Wait? What? Most of the trees look green, thick, and full.  My tree just has a few dead branches.  How can you say that?

There are several tree species, which look green and thick, so they appear to have plenty of vitality.  From an arborist point of view, most of the growth is interior epicormic growth.  What is epicormic growth?  The trees are reacting to biotic and abiotic stressors with an abundance of epicormic shoots (a.k.a. water sprouts & sucker growth) to make up for the decline they are experiencing (usually the tip dieback or defoliation).   To a person who doesn’t know about tree physiology, the trees look great. But, to a seasoned arborist, they are stressed and likely in decline.

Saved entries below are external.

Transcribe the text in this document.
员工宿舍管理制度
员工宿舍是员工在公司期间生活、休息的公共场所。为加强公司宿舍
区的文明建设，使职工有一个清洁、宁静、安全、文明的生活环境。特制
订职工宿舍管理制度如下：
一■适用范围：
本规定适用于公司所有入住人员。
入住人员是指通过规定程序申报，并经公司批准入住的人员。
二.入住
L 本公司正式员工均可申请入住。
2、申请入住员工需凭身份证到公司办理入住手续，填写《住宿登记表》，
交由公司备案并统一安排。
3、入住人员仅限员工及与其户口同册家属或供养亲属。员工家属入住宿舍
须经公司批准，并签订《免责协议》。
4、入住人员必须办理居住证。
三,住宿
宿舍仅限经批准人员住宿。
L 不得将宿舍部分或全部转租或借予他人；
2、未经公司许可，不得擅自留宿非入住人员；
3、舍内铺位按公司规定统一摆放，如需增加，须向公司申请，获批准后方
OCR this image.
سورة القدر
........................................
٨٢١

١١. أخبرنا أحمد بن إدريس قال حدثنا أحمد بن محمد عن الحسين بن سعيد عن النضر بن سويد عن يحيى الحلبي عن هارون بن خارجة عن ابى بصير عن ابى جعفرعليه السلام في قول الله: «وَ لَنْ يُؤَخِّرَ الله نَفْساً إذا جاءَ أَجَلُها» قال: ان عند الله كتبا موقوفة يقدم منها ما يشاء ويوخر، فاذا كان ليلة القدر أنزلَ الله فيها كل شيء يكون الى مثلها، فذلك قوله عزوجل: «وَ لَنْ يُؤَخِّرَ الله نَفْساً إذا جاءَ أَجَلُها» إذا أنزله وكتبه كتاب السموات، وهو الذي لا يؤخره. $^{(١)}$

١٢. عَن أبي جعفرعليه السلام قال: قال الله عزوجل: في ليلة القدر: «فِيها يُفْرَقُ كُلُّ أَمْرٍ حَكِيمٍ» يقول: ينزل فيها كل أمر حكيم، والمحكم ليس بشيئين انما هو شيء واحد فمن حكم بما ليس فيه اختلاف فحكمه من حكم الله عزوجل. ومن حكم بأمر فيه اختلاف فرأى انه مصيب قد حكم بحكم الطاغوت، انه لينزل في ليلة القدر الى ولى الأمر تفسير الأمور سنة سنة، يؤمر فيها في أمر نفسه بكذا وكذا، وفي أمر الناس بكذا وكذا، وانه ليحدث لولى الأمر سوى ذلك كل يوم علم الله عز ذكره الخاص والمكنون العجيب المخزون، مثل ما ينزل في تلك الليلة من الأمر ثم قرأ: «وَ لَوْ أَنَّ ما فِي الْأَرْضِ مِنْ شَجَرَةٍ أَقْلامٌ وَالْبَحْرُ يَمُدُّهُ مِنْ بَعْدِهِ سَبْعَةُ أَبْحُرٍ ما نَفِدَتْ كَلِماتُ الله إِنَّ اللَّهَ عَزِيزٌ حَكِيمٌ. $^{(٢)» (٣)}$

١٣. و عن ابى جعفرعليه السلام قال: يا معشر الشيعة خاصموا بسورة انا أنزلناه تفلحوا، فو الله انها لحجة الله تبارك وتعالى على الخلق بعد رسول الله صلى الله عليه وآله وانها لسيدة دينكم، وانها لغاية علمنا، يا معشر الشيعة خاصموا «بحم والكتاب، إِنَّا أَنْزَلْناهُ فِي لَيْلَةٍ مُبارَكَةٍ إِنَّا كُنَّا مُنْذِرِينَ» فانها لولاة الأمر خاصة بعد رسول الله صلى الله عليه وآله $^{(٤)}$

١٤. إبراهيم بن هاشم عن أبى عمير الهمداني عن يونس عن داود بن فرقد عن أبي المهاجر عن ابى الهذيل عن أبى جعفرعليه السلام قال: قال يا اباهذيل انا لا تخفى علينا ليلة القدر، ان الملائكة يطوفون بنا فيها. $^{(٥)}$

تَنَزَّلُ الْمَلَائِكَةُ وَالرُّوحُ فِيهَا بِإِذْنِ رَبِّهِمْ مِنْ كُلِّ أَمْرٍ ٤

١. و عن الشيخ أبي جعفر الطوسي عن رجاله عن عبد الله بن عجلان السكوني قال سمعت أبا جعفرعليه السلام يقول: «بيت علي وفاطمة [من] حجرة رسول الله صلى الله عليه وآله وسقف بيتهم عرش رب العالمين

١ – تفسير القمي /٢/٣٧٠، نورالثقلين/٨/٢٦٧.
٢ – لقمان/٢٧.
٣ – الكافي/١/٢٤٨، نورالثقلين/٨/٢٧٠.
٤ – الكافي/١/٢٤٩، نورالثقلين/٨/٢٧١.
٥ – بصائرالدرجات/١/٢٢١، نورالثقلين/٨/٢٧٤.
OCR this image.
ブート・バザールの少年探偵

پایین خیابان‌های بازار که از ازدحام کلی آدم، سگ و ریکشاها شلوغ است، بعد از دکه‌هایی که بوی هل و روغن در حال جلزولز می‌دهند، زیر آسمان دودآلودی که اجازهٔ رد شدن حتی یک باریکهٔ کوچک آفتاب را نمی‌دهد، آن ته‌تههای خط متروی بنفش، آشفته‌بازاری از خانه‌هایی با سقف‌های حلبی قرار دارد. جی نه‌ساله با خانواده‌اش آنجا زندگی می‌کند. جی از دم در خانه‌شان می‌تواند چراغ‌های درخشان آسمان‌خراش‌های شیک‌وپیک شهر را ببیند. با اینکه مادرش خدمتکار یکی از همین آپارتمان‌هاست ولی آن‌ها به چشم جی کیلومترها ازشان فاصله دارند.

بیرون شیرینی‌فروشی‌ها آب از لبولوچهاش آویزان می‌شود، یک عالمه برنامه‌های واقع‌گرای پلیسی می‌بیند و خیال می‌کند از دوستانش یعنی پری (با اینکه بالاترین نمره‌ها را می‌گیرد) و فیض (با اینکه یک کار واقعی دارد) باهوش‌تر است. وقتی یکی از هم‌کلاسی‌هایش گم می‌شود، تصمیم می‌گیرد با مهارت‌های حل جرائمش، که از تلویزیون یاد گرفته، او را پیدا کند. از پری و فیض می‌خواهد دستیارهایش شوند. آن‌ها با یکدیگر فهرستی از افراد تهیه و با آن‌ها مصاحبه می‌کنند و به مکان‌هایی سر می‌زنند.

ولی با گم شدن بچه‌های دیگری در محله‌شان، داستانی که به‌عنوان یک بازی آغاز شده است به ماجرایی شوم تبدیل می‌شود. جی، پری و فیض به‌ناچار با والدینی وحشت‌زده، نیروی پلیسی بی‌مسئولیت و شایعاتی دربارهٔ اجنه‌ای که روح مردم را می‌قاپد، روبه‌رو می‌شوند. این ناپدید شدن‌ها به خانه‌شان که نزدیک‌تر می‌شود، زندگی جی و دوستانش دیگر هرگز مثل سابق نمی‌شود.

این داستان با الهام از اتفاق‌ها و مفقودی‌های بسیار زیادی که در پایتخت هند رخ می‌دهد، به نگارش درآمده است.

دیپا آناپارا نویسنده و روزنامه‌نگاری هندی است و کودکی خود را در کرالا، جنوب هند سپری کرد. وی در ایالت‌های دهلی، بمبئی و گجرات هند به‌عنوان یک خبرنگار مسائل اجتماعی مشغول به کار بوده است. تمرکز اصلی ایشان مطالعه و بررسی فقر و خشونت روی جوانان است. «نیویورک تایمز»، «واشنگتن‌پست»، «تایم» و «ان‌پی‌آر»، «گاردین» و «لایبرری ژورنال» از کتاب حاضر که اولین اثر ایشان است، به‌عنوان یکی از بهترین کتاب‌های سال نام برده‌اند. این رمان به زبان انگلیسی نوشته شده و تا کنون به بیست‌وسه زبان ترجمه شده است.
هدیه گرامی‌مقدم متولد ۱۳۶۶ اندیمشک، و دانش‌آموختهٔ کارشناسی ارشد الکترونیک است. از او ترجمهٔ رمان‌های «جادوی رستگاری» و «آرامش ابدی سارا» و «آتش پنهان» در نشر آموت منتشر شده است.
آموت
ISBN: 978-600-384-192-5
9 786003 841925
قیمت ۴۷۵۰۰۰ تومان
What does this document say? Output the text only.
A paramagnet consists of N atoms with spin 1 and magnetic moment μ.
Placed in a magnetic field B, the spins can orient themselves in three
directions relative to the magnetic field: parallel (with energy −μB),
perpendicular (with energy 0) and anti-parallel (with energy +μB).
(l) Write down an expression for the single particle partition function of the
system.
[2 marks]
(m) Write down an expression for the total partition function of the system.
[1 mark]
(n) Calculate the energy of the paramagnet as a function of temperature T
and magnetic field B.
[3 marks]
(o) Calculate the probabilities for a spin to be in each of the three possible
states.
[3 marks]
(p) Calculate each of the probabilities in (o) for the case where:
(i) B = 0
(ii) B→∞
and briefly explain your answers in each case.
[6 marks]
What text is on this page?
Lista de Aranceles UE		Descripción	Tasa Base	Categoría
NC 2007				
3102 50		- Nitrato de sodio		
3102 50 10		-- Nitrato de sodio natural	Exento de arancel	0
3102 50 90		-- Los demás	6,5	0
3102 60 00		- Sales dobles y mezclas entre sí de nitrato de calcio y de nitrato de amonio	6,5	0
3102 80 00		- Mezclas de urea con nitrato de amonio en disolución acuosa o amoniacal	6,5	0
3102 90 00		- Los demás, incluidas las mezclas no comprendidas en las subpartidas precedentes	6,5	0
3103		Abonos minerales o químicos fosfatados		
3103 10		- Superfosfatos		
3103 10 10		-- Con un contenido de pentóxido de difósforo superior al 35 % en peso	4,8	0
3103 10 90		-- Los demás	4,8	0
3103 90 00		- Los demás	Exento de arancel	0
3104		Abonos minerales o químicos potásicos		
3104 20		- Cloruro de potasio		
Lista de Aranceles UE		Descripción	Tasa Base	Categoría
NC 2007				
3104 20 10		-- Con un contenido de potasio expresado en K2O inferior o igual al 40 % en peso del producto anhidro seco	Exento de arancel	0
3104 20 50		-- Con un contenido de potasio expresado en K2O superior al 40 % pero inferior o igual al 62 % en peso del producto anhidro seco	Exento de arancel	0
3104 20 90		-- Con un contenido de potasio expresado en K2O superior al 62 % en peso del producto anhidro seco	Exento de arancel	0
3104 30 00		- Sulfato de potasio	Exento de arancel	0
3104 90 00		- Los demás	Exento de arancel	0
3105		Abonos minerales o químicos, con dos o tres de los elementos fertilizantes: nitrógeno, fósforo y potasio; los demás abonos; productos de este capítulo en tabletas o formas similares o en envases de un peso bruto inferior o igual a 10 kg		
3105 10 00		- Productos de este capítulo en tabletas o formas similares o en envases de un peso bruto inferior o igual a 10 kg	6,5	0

What to look for, to see if your tree should be pruned, or if it is in decline:

  • Trees that are 30% in decline, are terminal.  It would be a waste of money to prune a dying tree.
  • Tip dieback, is known as “flagging”.  Flagging is a sign that the vascular system has been compromised.
    • Squirrel chew  the bark and cut off the vascular system in trees, and can kill trees
    • Certain insects chew inside of the tree and cut off the vascular system of the tree (i.e. Emerald Ash Borer)
    • Fungal and bacterial growth in the cambium of a tree clog up the flow of water and food to the tree, thus kill trees
      • Any oozing, dark or light colored spots, blistered bark,  or smelly branches are an indicator that the tree has a pathogen, that will likely kill the tree.
    • Let’s not forget about pale yellow/green trees.  A tree in a state of chlorosis is a dying tree.  The tree is losing the ability to produce chlorophyll.  Chlorophyll is there to capture sunlight to convert energy into food.  Alkaline soil is the true problem.  Alkaline soil binds up the available nutrients to the tree. No matter how much product or human intervention has been done for chlorotic trees, I have see 100% of them die.  Because there is human intervention it delays the death of the tree; yes.  But, the tree still dies.  If your tree can no longer produce chlorophyll and the leaves are wilted, and are falling off; the tree cannot come back.  It is dead.

Cost Benefit Analysis:

  • Save yourself money.   Do not prune a tree that is severely stressed.  You will pay out nearly 100% the amount you would, if you simply removed the tree in the first place.
  • Pruning out large portions of a dying/diseased tree will not slow down the rate of decline, nor will it reverse symptoms.  In most situations, pruning out large dead branches can require technical skill and labor to be accomplished.  This type of work is expensive… and still will require the tree to be removed.